That’s why the nickname for your hairline is the Red Sea.
Nickname Jokes
What do you call Snoop Dogg’s giant turd?
Poop Logg.
Your forehead is so big that your name is Humpty Dumpty, the big forehead!
Why did the orphan become a prostitute?
So they could finally call someone "daddy."
"My name is Dezz."
Elmo in 2022 is called "Tickle My Balls Elmo."
Today, I had an exam in school. When I was done, I raised my hand and yelled, “Pisstiano Penaldo!”
My teacher smiled and took my paper. She knew I was finished.
It's ya boy Dixbfloppin!
What's Michael Jackson's nickname?
Nivea black and white.
What do you call a rapper in a wheelchair?
Young Boy Never Walk again.
Is there a really annoying girl at your school and she's so fake?
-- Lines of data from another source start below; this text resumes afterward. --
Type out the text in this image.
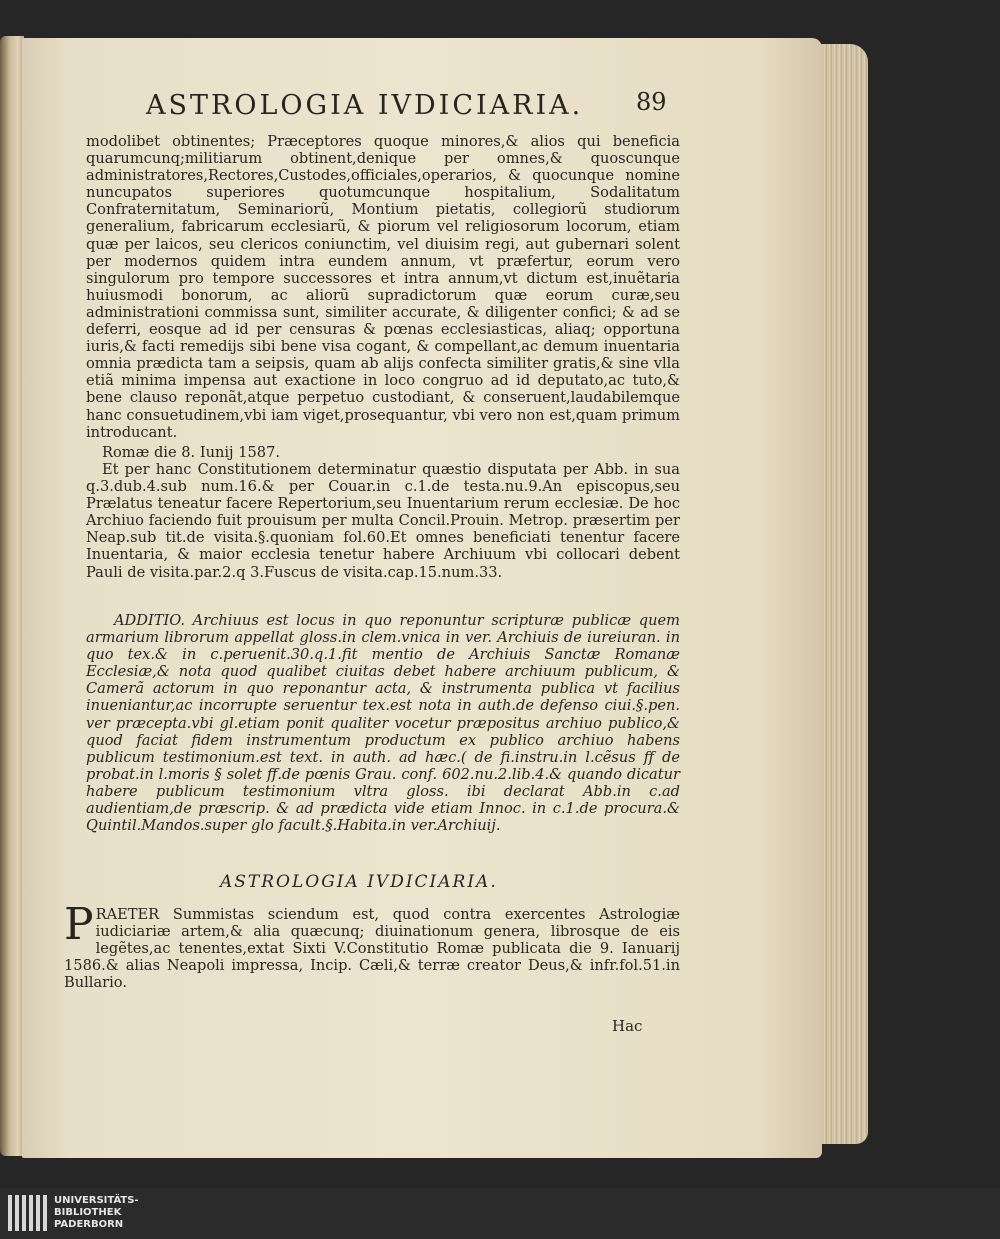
ASTROLOGIA IVDICIARIA.	89

modolibet obtinentes; Præceptores quoque minores,& alios qui beneficia quarumcunq;militiarum obtinent,denique per omnes,& quoscunque administratores,Rectores,Custodes,officiales,operarios, & quocunque nomine nuncupatos superiores quotumcunque hospitalium, Sodalitatum Confraternitatum, Seminariorũ, Montium pietatis, collegiorũ studiorum generalium, fabricarum ecclesiarũ, & piorum vel religiosorum locorum, etiam quæ per laicos, seu clericos coniunctim, vel diuisim regi, aut gubernari solent per modernos quidem intra eundem annum, vt præfertur, eorum vero singulorum pro tempore successores et intra annum,vt dictum est,inuẽtaria huiusmodi bonorum, ac aliorũ supradictorum quæ eorum curæ,seu administrationi commissa sunt, similiter accurate, & diligenter confici; & ad se deferri, eosque ad id per censuras & pœnas ecclesiasticas, aliaq; opportuna iuris,& facti remedijs sibi bene visa cogant, & compellant,ac demum inuentaria omnia prædicta tam a seipsis, quam ab alijs confecta similiter gratis,& sine vlla etiã minima impensa aut exactione in loco congruo ad id deputato,ac tuto,& bene clauso reponãt,atque perpetuo custodiant, & conseruent,laudabilemque hanc consuetudinem,vbi iam viget,prosequantur, vbi vero non est,quam primum introducant.

Romæ die 8. Iunij 1587.

Et per hanc Constitutionem determinatur quæstio disputata per Abb. in sua q.3.dub.4.sub num.16.& per Couar.in c.1.de testa.nu.9.An episcopus,seu Prælatus teneatur facere Repertorium,seu Inuentarium rerum ecclesiæ. De hoc Archiuo faciendo fuit prouisum per multa Concil.Prouin. Metrop. præsertim per Neap.sub tit.de visita.§.quoniam fol.60.Et omnes beneficiati tenentur facere Inuentaria, & maior ecclesia tenetur habere Archiuum vbi collocari debent Pauli de visita.par.2.q 3.Fuscus de visita.cap.15.num.33.

ADDITIO. Archiuus est locus in quo reponuntur scripturæ publicæ quem armarium librorum appellat gloss.in clem.vnica in ver. Archiuis de iureiuran. in quo tex.& in c.peruenit.30.q.1.fit mentio de Archiuis Sanctæ Romanæ Ecclesiæ,& nota quod qualibet ciuitas debet habere archiuum publicum, & Camerã actorum in quo reponantur acta, & instrumenta publica vt facilius inueniantur,ac incorrupte seruentur tex.est nota in auth.de defenso ciui.§.pen. ver præcepta.vbi gl.etiam ponit qualiter vocetur præpositus archiuo publico,& quod faciat fidem instrumentum productum ex publico archiuo habens publicum testimonium.est text. in auth. ad hæc.( de fi.instru.in l.cẽsus ff de probat.in l.moris § solet ff.de pœnis Grau. conf. 602.nu.2.lib.4.& quando dicatur habere publicum testimonium vltra gloss. ibi declarat Abb.in c.ad audientiam,de præscrip. & ad prædicta vide etiam Innoc. in c.1.de procura.& Quintil.Mandos.super glo facult.§.Habita.in ver.Archiuij.

ASTROLOGIA IVDICIARIA.

PRAETER Summistas sciendum est, quod contra exercentes Astrologiæ iudiciariæ artem,& alia quæcunq; diuinationum genera, librosque de eis legẽtes,ac tenentes,extat Sixti V.Constitutio Romæ publicata die 9. Ianuarij 1586.& alias Neapoli impressa, Incip. Cæli,& terræ creator Deus,& infr.fol.51.in Bullario.

Hac
UNIVERSITÄTS-
BIBLIOTHEK
PADERBORN
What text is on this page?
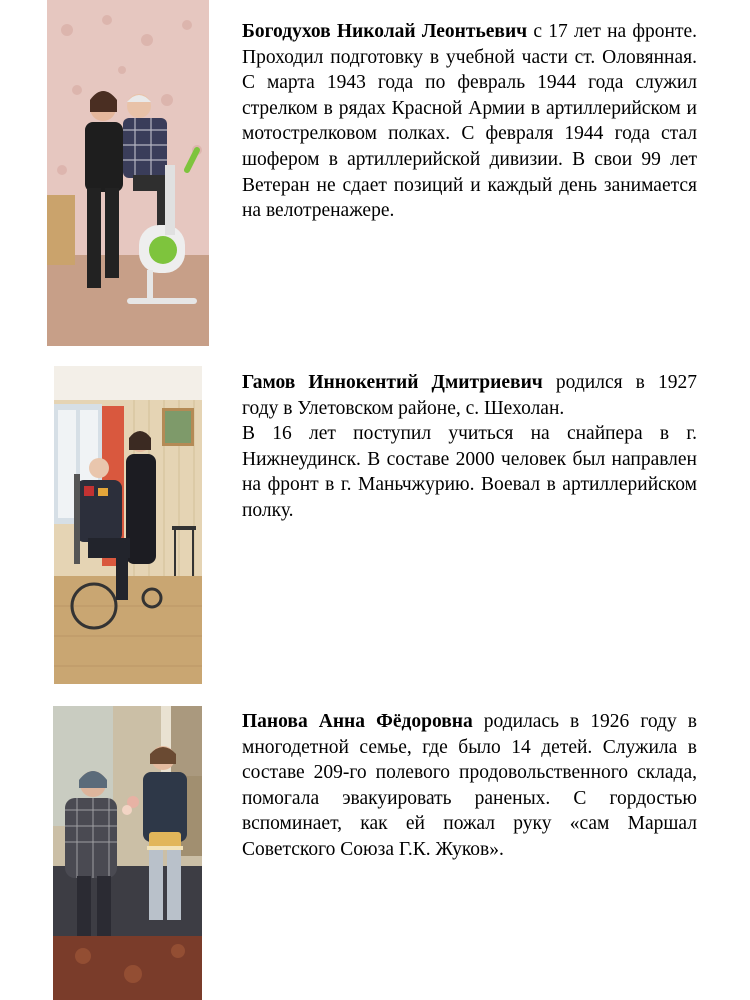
Богодухов Николай Леонтьевич с 17 лет на фронте. Проходил подготовку в учебной части ст. Оловянная. С марта 1943 года по февраль 1944 года служил стрелком в рядах Красной Армии в артиллерийском и мотострелковом полках. С февраля 1944 года стал шофером в артиллерийской дивизии. В свои 99 лет Ветеран не сдает позиций и каждый день занимается на велотренажере.

Гамов Иннокентий Дмитриевич родился в 1927 году в Улетовском районе, с. Шехолан.

В 16 лет поступил учиться на снайпера в г. Нижнеудинск. В составе 2000 человек был направлен на фронт в г. Маньчжурию. Воевал в артиллерийском полку.

Панова Анна Фёдоровна родилась в 1926 году в многодетной семье, где было 14 детей. Служила в составе 209-го полевого продовольственного склада, помогала эвакуировать раненых. С гордостью вспоминает, как ей пожал руку «сам Маршал Советского Союза Г.К. Жуков».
Well, say this:
Me: Hey, I have a nickname for you.
Her: Really? What?
Me: Sweet-in-low.
Her: Why?
Me: Because you're artificial.
What's another nickname for a flat emo?
A copping boars.
When a stranger keeps telling kids to kill themselves AKA the Stigg.
Moxxie: ThEy CaLlEd Me A pOsSuM!! i'M nOt A pOsSuM!!
What do u call a person called zaid? Zait and za3tar. lol
What is smegma name?
Are people from Hamburg called Hamburgers?
My first name is Al and my last name is Coholic :) #yuengling.f/wat
The name is Ash, Johnathan Ash. My friends call me Jack.
We have a teacher in school. His name is Haybrock, but he is gay, so we call him Gaybrock.